Influence of Obesity on the Efficacy and Toxicity of Patients Undergoing Autologous Hematopoietic Cell Transplantation for Lymphoma.

Clin Lymphoma Myeloma Leuk

Department of Medicine, Adult Bone Marrow Transplant Service, Memorial Sloan Kettering Cancer Center, New York, NY; Department of Medicine, Weill Cornell Medical College, New York, NY.

Published: September 2024

AI Article Synopsis

  • This study looked at how weight affects patients who get a special treatment called hematopoietic cell transplantation for lymphoma, which is a type of cancer.
  • They divided patients into three groups: nonobese, obese patients treated based on their adjusted body weight, and obese patients treated based on their total body weight.
  • The results showed that treating obese patients based on their total body weight led to better survival rates without increasing harmful side effects.

Article Abstract

Unlabelled: Hematopoietic cell transplantation requires higher doses of chemotherapy, and practices of adjusting the weight because of concerns of organ toxicity are common. This retrospective analysis of 239 adult recipients of autologous hematopoietic cell transplantation for lymphoma assessed the effect of obesity on transplantation outcomes.

Background: Prior data evaluating the impact of obesity in autologous hematopoietic cell transplantation (AHCT) for lymphomas have provided differing results when assessing overall (OS) and progression-free survival (PFS).
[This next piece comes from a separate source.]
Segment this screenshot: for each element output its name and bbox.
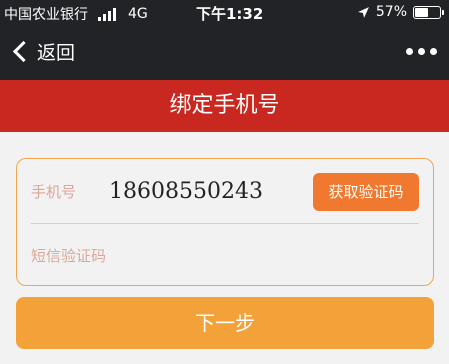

Impact on survival outcomes have been described, but direct comparison of discrete toxicities is lacking.

Patients And Methods: We retrospectively compared outcomes with patients divided between 3 groups: nonobese patients (n = 129), obese patients dosed on adjusted body weight (AdjBW) (n = 32), and obese patients dosed on total body weight (TBW) (n = 78).

Results: In multivariate analysis of OS with the nonobese group as the comparator, outcomes trended worse in obese patients dosed on AdjBW (HR 1.22, 95% CI 0.52-2.85) but were improved in obese patients dosed on TBW (HR 0.19, 95% CI 0.04-0.85, P = .012). PFS of obese patients dosed on AdjBW vs. the nonobese group was comparable (HR 1.19, 95% CI 0.63-2.24), but improved in obese patients dosed on TBW (HR 0.45, 95% CI 0.23-0.89, P = .021). Notably, no differences were noted between groups in gastrointestinal, infectious, renal, or hepatic toxicities.

Conclusion: In summary, our data suggest that recipients of AHCT for lymphoma should be dosed on TBW to maximize curative outcomes with no apparent increase in toxicities.